Re: [xsl] aborting element creation

Subject: Re: [xsl] aborting element creation
From: David Carlisle <davidc@xxxxxxxxx>
Date: Fri, 11 Feb 2005 11:22:14 GMT

  I never took a good look at it, but IMHO I think the idea of letting the  
  implementation decide what to do with xsl errors is rather bizar. It  
  should at least be controllable.

You have to remember that the original use case for XSLT was that it was
a companion to the original use case of XML. Instead of doing it the
"old way" down-converting SGML on the server and sending html over the
wire, the "new way" would send XML (Originally SGML-online) over the
wire and couple it to a powerful client side XML styling language (which
became known as XSL(T)).

In a browser world there is a long history of supporting essentially
arbitrary error recovery.

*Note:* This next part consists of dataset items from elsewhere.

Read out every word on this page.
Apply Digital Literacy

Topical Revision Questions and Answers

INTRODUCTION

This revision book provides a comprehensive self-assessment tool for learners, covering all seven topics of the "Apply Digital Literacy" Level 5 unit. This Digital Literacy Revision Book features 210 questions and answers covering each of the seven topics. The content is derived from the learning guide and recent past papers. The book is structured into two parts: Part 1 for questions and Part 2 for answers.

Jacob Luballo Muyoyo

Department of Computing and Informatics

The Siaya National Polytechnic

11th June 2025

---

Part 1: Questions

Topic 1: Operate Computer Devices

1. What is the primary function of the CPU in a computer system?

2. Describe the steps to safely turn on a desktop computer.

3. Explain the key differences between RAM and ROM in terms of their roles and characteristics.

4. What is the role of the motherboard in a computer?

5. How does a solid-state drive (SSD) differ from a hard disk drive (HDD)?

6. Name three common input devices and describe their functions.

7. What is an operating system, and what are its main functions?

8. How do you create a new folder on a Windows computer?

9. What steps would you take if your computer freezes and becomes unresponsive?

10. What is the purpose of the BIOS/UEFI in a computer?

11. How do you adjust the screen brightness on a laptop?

If you are looking at a page written by
someone else in another continent, there's not a lot of point in being
told that there is an error on line 10001, you just want to get as much
of the real information as possible.

So XML has "draconian" error recovery where more or less every error is
fatal, this was supposed to constrain authors into getting it right in
the source, but XSLT was designed to allow implementations (presumably
to be used by XSLT developers) that generated errors but also to allow
implementations in browsers that essentially never give a run time error
and always do "something sensible".

It may look bizarre now, but the world didn't turn out quite as people
thought, evidence the number of times people are told on this list and
elsewhere that it is often better to run the transformations on the
server rather than on the client. Which is probably true but was exactly
the thing which XML was developed to avoid.